His passion for the material is infectious and he’s tracked down some unusual personal stories that are sure to send the message home and make the case for further organization.
Former CEO of advertising agency Leo Burnett Australia, Sampson has turned his back on the industry and embraced a career in television. He has produced and presented a series of films including Life on the Line, Body Hack and Redesign My Brain, as well as the first series of Mirror Mirror which focused on body image.
His love for television broke out in 2008 when he appeared as a speaker on the ad show for Will Anderson, then known as The Gruen Transfer.
Sampson offers some troubling statistics: According to Electronic Safety Commissioner There has been a 245% increase in unsatisfactory sharing of intimate photos and videos in the past three years; 70% of kids have experienced hate speech online, and teens who spend more than three hours a day on devices have a 35% higher risk of suicide.
“I think we’re on the cusp of a global crisis,” Sampson says. “So you can call that panic. I just call that reality. Is the movie a warning? Yes.”

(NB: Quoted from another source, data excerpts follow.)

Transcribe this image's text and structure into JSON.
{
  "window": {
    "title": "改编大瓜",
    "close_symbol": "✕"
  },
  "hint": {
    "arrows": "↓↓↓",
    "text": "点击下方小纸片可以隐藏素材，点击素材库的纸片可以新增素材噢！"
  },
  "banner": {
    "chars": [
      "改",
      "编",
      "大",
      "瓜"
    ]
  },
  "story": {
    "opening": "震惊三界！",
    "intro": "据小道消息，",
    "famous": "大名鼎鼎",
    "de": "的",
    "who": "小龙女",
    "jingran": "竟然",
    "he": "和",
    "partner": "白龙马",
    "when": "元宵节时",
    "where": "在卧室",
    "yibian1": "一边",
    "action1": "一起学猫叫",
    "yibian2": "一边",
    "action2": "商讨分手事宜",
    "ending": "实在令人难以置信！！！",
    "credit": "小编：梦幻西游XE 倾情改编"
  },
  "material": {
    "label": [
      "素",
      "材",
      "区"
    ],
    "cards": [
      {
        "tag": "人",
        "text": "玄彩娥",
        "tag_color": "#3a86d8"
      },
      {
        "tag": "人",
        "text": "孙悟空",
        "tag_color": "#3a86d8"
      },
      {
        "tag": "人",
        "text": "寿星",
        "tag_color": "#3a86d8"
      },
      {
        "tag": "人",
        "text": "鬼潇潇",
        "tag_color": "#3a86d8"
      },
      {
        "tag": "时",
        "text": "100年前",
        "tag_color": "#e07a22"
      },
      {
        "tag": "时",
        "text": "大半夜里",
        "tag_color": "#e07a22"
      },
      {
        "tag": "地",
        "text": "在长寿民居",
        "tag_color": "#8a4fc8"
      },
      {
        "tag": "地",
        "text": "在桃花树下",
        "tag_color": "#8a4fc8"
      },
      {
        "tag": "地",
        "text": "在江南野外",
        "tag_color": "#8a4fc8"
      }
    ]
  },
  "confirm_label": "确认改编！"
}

Sampson is an empathetic interviewer, who allows his subjects to open up to the camera even when their online experience is offensive. Like the young woman who felt in love to believe she was in love with a man she had never met before who persuaded her to send intimate pictures of him before he disappeared.

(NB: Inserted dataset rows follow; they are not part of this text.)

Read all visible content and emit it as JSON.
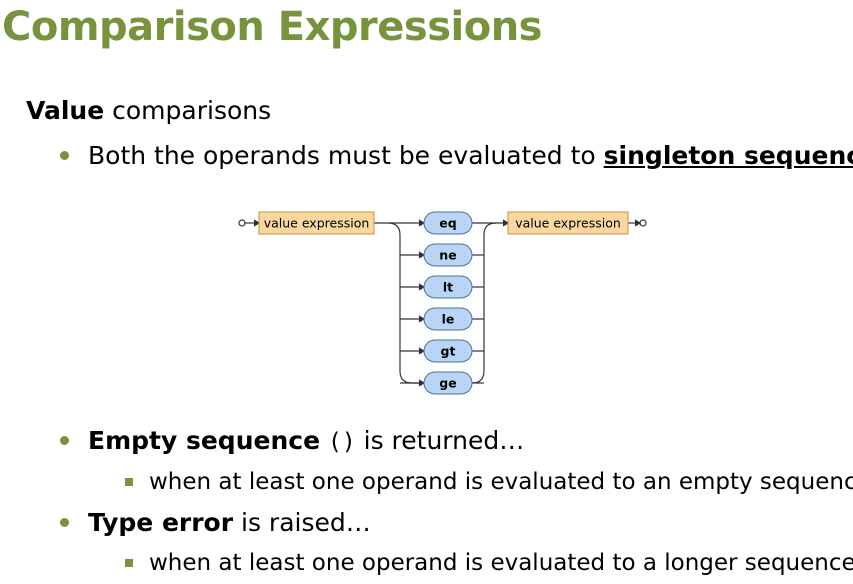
{
  "title": "Comparison Expressions",
  "section": {
    "bold": "Value",
    "rest": " comparisons"
  },
  "bullet1": {
    "text": "Both the operands must be evaluated to ",
    "emph": "singleton sequences"
  },
  "diagram": {
    "left_box": "value expression",
    "right_box": "value expression",
    "operators": [
      "eq",
      "ne",
      "lt",
      "le",
      "gt",
      "ge"
    ],
    "colors": {
      "box_fill": "#fad7a0",
      "box_stroke": "#c8903c",
      "op_fill": "#b7d6f5",
      "op_stroke": "#4a6f95"
    }
  },
  "bullet2": {
    "bold": "Empty sequence",
    "code": "()",
    "rest": " is returned…",
    "sub": "when at least one operand is evaluated to an empty sequence"
  },
  "bullet3": {
    "bold": "Type error",
    "rest": " is raised…",
    "sub": "when at least one operand is evaluated to a longer sequence"
  }
}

“You could hear my voice cracking because I’m like, ‘Oh, no, I was devastated emotionally and psychologically because of this system that we let happen,'” Sampson says.
Or the guy who invested time and money in a relationship with an iconic character, Anastasia, who designed him to act like his perfect girlfriend. Sampson seems to believe him when he says he loves her and prefers her over a human girlfriend. “I always go into an interview with no sarcasm or no agenda,” Sampson says. “The remarkable thing is that he really likes a virtual robot because from the perspective of the brain, it gets the same serotonin hit, it’s getting the same oxytocin.”
Sampson says research now shows that screen time in and of itself isn’t harmful to young people’s mental health but the “like” button, first introduced in 2009.
“This is where they think the underlying problem is,” says Sampson. “We’re not supposed to get a lot of positive or negative feedback, but kids crave it online now and crave it from strangers.”